Saturday 17 October 2015

Day 34. Sobrado dos Monxes to Arzua. 22 kms

Your excretions and secretions and contributions similar
As such are too much for our cloaca minima.
It's not that we scorn your presence or proximity
But any extra effluent will clog up our facility.


The facade of the church at the monastery is baroque, rather like the cathedral at Santiago. Only a single chapel remains of an earlier Romanesque church.

The albergue with its many dormitories could accommodate the 150 or so pilgrims that can pass through each day in summer, but this not true of some of the smaller refugios. The albergue run by the Confraternity can hold only 28 people, and one of the hospitaleros explained it can get rather tense when they, English, have to turn the others, Spanish, away. The municipality will not allow them to put down mattresses on the floor to accommodate the surplus as the sewer system can only take so much. I composed a verse for them to post on the door when they are full.
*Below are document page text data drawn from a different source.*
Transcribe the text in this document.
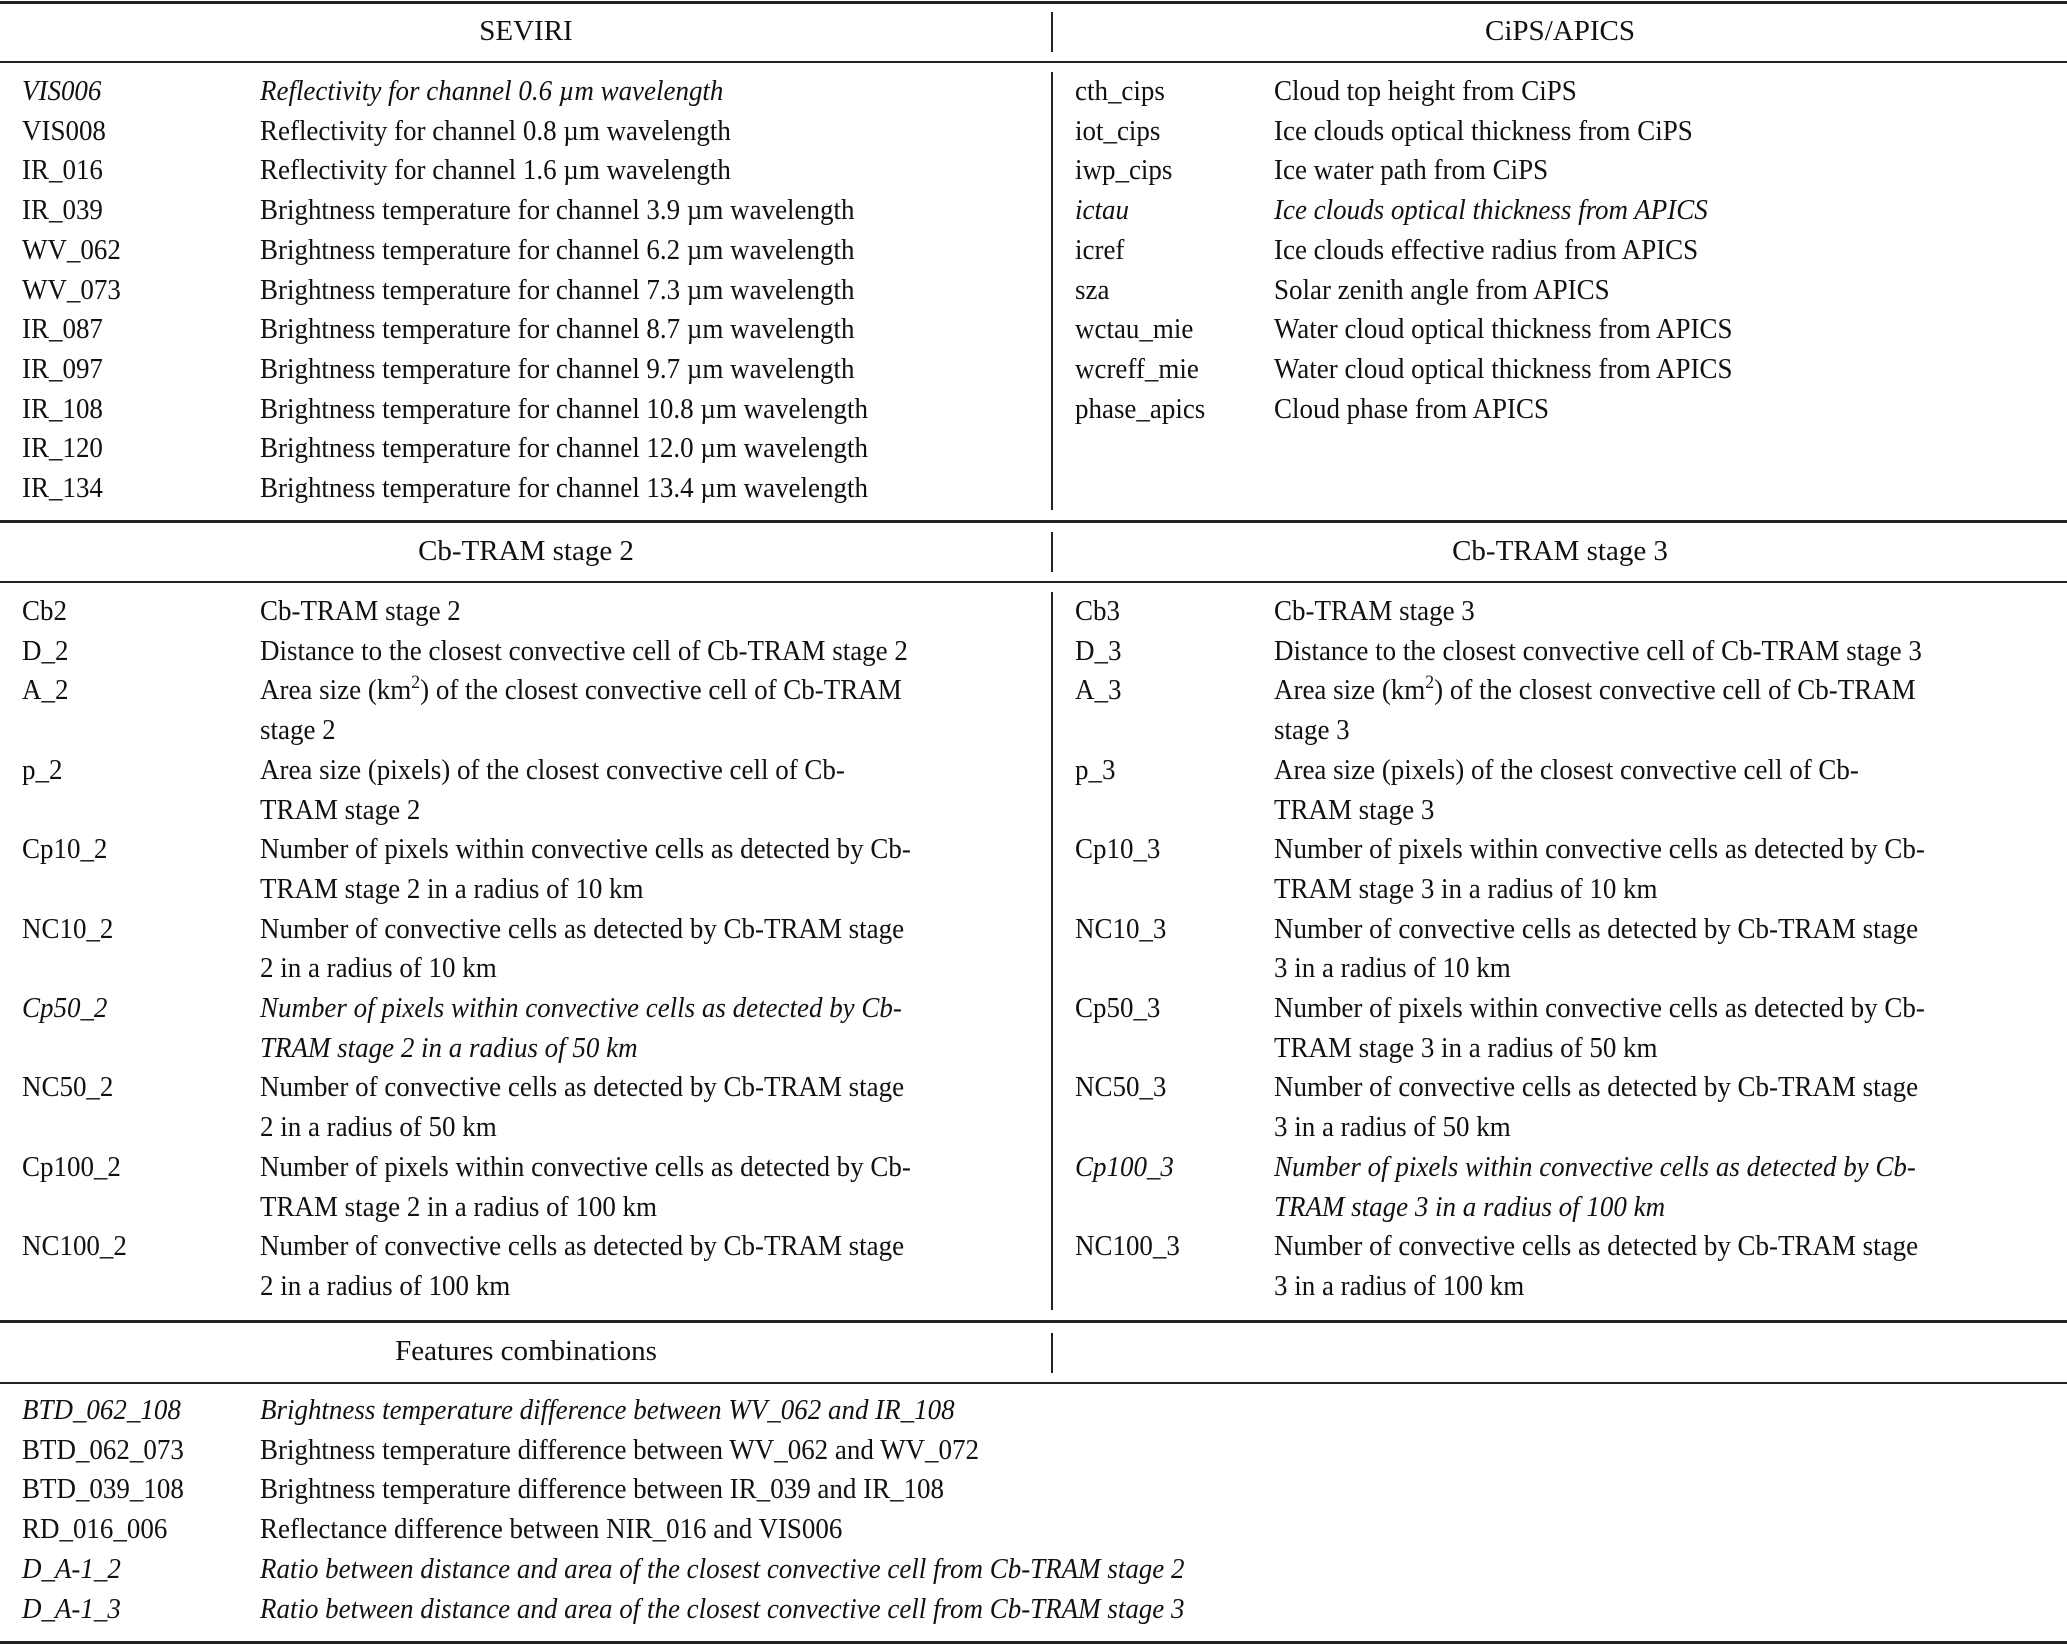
SEVIRI	CiPS/APICS
Cb-TRAM stage 2	Cb-TRAM stage 3
Features combinations
VIS006	Reflectivity for channel 0.6 µm wavelength
VIS008	Reflectivity for channel 0.8 µm wavelength
IR_016	Reflectivity for channel 1.6 µm wavelength
IR_039	Brightness temperature for channel 3.9 µm wavelength
WV_062	Brightness temperature for channel 6.2 µm wavelength
WV_073	Brightness temperature for channel 7.3 µm wavelength
IR_087	Brightness temperature for channel 8.7 µm wavelength
IR_097	Brightness temperature for channel 9.7 µm wavelength
IR_108	Brightness temperature for channel 10.8 µm wavelength
IR_120	Brightness temperature for channel 12.0 µm wavelength
IR_134	Brightness temperature for channel 13.4 µm wavelength
cth_cips	Cloud top height from CiPS
iot_cips	Ice clouds optical thickness from CiPS
iwp_cips	Ice water path from CiPS
ictau	Ice clouds optical thickness from APICS
icref	Ice clouds effective radius from APICS
sza	Solar zenith angle from APICS
wctau_mie	Water cloud optical thickness from APICS
wcreff_mie	Water cloud optical thickness from APICS
phase_apics Cloud phase from APICS
Cb2	Cb-TRAM stage 2
D_2	Distance to the closest convective cell of Cb-TRAM stage 2
A_2	Area size $(km^2)$ of the closest convective cell of Cb-TRAM
stage 2
p_2	Area size (pixels) of the closest convective cell of Cb-
TRAM stage 2
Cp10_2	Number of pixels within convective cells as detected by Cb-
TRAM stage 2 in a radius of 10 km
NC10_2	Number of convective cells as detected by Cb-TRAM stage
2 in a radius of 10 km
Cp50_2	Number of pixels within convective cells as detected by Cb-
TRAM stage 2 in a radius of 50 km
NC50_2	Number of convective cells as detected by Cb-TRAM stage
2 in a radius of 50 km
Cp100_2	Number of pixels within convective cells as detected by Cb-
TRAM stage 2 in a radius of 100 km
NC100_2	Number of convective cells as detected by Cb-TRAM stage
2 in a radius of 100 km
Cb3	Cb-TRAM stage 3
D_3	Distance to the closest convective cell of Cb-TRAM stage 3
A_3	Area size $(km^2)$ of the closest convective cell of Cb-TRAM
stage 3
p_3	Area size (pixels) of the closest convective cell of Cb-
TRAM stage 3
Cp10_3	Number of pixels within convective cells as detected by Cb-
TRAM stage 3 in a radius of 10 km
NC10_3	Number of convective cells as detected by Cb-TRAM stage
3 in a radius of 10 km
Cp50_3	Number of pixels within convective cells as detected by Cb-
TRAM stage 3 in a radius of 50 km
NC50_3	Number of convective cells as detected by Cb-TRAM stage
3 in a radius of 50 km
Cp100_3	Number of pixels within convective cells as detected by Cb-
TRAM stage 3 in a radius of 100 km
NC100_3	Number of convective cells as detected by Cb-TRAM stage
3 in a radius of 100 km
BTD_062_108	Brightness temperature difference between WV_062 and IR_108
BTD_062_073	Brightness temperature difference between WV_062 and WV_072
BTD_039_108	Brightness temperature difference between IR_039 and IR_108
RD_016_006	Reflectance difference between NIR_016 and VIS006
D_A-1_2	Ratio between distance and area of the closest convective cell from Cb-TRAM stage 2
D_A-1_3	Ratio between distance and area of the closest convective cell from Cb-TRAM stage 3
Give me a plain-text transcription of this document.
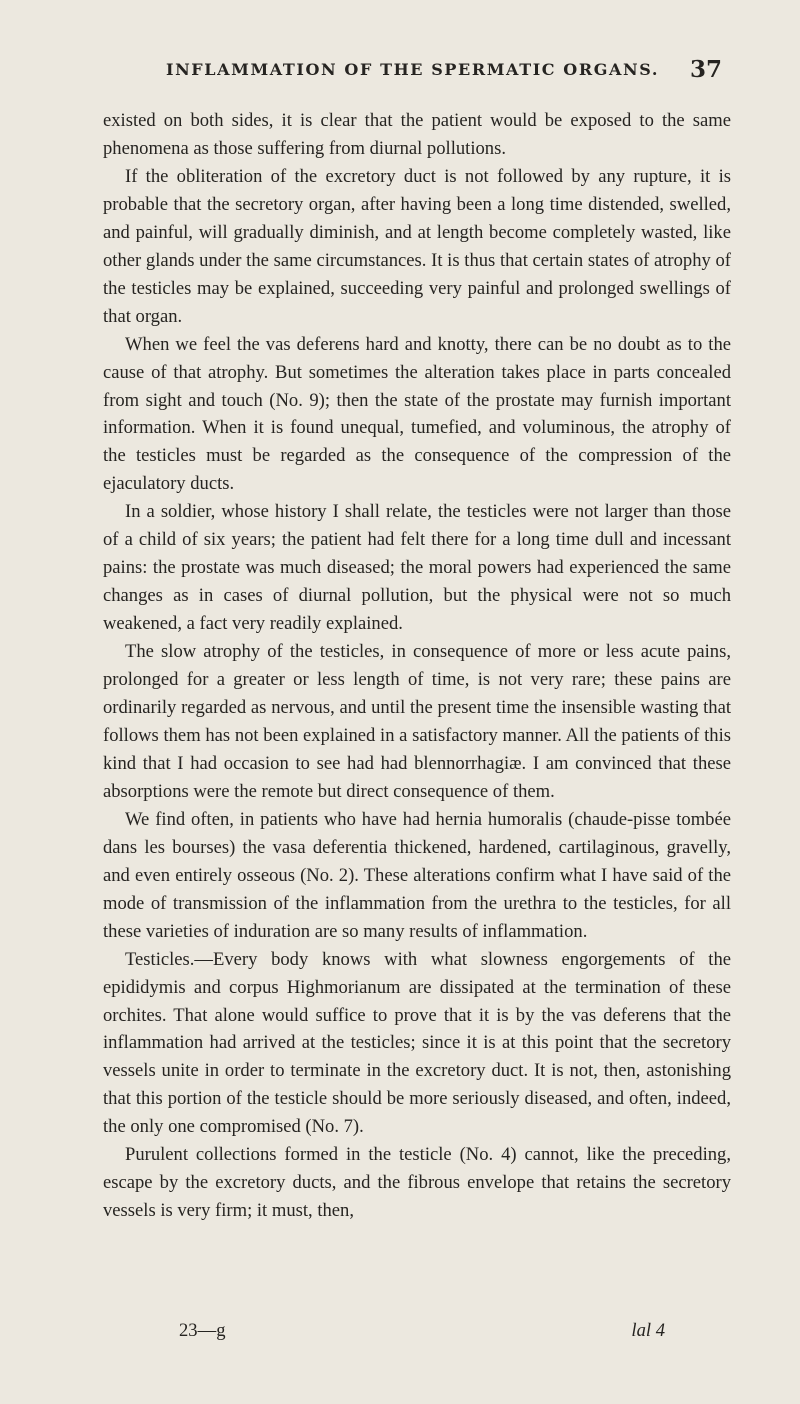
INFLAMMATION OF THE SPERMATIC ORGANS.	37

existed on both sides, it is clear that the patient would be exposed to the same phenomena as those suffering from diurnal pollutions.

If the obliteration of the excretory duct is not followed by any rupture, it is probable that the secretory organ, after having been a long time distended, swelled, and painful, will gradually diminish, and at length become completely wasted, like other glands under the same circumstances. It is thus that certain states of atrophy of the testicles may be explained, succeeding very painful and prolonged swellings of that organ.

When we feel the vas deferens hard and knotty, there can be no doubt as to the cause of that atrophy. But sometimes the alteration takes place in parts concealed from sight and touch (No. 9); then the state of the prostate may furnish important information. When it is found unequal, tumefied, and voluminous, the atrophy of the testicles must be regarded as the consequence of the compression of the ejaculatory ducts.

In a soldier, whose history I shall relate, the testicles were not larger than those of a child of six years; the patient had felt there for a long time dull and incessant pains: the prostate was much diseased; the moral powers had experienced the same changes as in cases of diurnal pollution, but the physical were not so much weakened, a fact very readily explained.

The slow atrophy of the testicles, in consequence of more or less acute pains, prolonged for a greater or less length of time, is not very rare; these pains are ordinarily regarded as nervous, and until the present time the insensible wasting that follows them has not been explained in a satisfactory manner. All the patients of this kind that I had occasion to see had had blennorrhagiæ. I am convinced that these absorptions were the remote but direct consequence of them.

We find often, in patients who have had hernia humoralis (chaude-pisse tombée dans les bourses) the vasa deferentia thickened, hardened, cartilaginous, gravelly, and even entirely osseous (No. 2). These alterations confirm what I have said of the mode of transmission of the inflammation from the urethra to the testicles, for all these varieties of induration are so many results of inflammation.

Testicles.—Every body knows with what slowness engorgements of the epididymis and corpus Highmorianum are dissipated at the termination of these orchites. That alone would suffice to prove that it is by the vas deferens that the inflammation had arrived at the testicles; since it is at this point that the secretory vessels unite in order to terminate in the excretory duct. It is not, then, astonishing that this portion of the testicle should be more seriously diseased, and often, indeed, the only one compromised (No. 7).

Purulent collections formed in the testicle (No. 4) cannot, like the preceding, escape by the excretory ducts, and the fibrous envelope that retains the secretory vessels is very firm; it must, then,

23—g	lal 4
I won't be waxing effusively about dogs today. Last night, foolishly, I bent down to pat an idle dog in the square, and he lept up, snapped, and almost took my hand off. And this morning, I had to walk downhill backwards to keep my eye on a little yap-dog that was having a go at me. I dared not turn my back or he would have taken a piece out of my calf.

I set out along the main road, then a minor road, passed a little old lady collecting chestnuts, and then a little old man with a little old dog, and after that it was plod, plod, plod along the road to Arzua, there to join the eastern hordes from the Camino Frances. 

But they are not here in great numbers. I am in an albergue, where at four o'clock there were still lower bunks available. Certainly, there are new faces: more young couples, some Koreans, who walk the Camino because of one book which it seems everyone there has read, and a woman who walks about with a beatific expression on her face as an example to us all. And, in another one of those incredible coincidences, Judith and Jurgen from Mayne Island who have just finished walking the Primitivo.

I finished the day with a delightful meal with Preben the Dane, Verina a young German girl, and later, a young Australian fellow who appeared and made a fair defence of Australian migration policy.